Penalty These banks charge a penalty throughout the term. Unless they’re offering you much lower interest rate, it might be best to look at another bank. As you’ll find out in the list below, though, a prepayment penalty doesn’t mean a lower interest rate.
The conditions upon prepayment can be long, so we’ve included them below the table. In this table, which we’ll keep updated, you can find out which of the three clauses the bank you plan to approach is using.
This table was last updated on August 16, 2013.
|Bank||Interest rate||Prepayment clause|
|Axis Bank||15.00% to 24.00%||No penalty|
|Bank of Baroda||14.75%||No penalty|
|HDFC Bank||15.5% to 22.25%||Partial waiver|
|ICICI Bank||14.00% to 19.00%||Penalty|
|IndusInd Bank||Up to 23%||Penalty|
|ING Vysya||On application||Partial waiver|
|Kotak Mahindra||On application||Penalty|
|Oriental Bank of Commerce||13.75%||No penalty|
|Punjab National Bank||16% to 16.25%||No penalty|
|State Bank of India||18.20%||No penalty|
|United Bank of India||16.25%||No penalty|
Salaried: No prepayment during first year if you’re salaried. In case you are salaried, you will have to pay 4% of principal outstanding in case of prepayment during the second year, and 2% in the third year.
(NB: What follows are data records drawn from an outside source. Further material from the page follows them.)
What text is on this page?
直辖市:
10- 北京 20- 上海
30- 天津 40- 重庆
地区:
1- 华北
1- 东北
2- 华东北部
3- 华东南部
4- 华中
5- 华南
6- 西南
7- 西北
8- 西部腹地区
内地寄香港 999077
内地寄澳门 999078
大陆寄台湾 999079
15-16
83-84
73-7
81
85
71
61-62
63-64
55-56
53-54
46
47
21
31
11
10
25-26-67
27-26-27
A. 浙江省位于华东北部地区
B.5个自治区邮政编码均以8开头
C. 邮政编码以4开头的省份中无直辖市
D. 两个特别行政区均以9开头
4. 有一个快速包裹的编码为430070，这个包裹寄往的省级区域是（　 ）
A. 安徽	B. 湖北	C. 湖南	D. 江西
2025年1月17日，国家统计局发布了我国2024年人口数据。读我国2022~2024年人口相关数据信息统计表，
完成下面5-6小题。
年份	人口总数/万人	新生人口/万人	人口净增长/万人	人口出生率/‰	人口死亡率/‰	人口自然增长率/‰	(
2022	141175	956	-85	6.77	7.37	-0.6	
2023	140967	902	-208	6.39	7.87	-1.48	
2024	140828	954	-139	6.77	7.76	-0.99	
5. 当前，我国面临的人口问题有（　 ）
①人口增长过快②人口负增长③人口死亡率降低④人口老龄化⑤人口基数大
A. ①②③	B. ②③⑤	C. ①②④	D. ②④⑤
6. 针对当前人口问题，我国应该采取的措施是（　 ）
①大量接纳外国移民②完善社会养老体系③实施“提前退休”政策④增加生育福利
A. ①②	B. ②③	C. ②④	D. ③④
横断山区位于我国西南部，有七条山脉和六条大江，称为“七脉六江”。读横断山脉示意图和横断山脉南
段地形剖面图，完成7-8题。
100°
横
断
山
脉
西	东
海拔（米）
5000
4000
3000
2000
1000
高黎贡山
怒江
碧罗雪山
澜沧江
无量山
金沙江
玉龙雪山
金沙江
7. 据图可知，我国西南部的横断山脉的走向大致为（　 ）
No penalty thereafter.
Self-employed: No prepayment for first six months, with 4% charge on principal outstanding until the end of the second year. 2% charge during third year and no penalty thereafter.
The charge will be the lower of 5% of principal outstanding or interest outstanding for the unexpired period of the loan.
Part prepayment is not allowed at all. The loan has to either be prepaid in full or serviced for the contracted tenure.
Salaried: 4% of the principal outstanding after repayment of 12 EMIs.
Self-employed: 4% of the principal outstanding after repayment of 6 EMIs
No prepayment during first six months, 4% of principal outstanding thereafter. However, you may prepay up to 25% of the principal outstanding in a financial year without any charge. If the loan is foreclosed within 12 months of making the part payment, however, the 4% charge would apply.
Kotak Mahindra Bank
No prepayment during the opening six months. Thereafter, prepayment penalty of 5% on the principal outstanding will apply.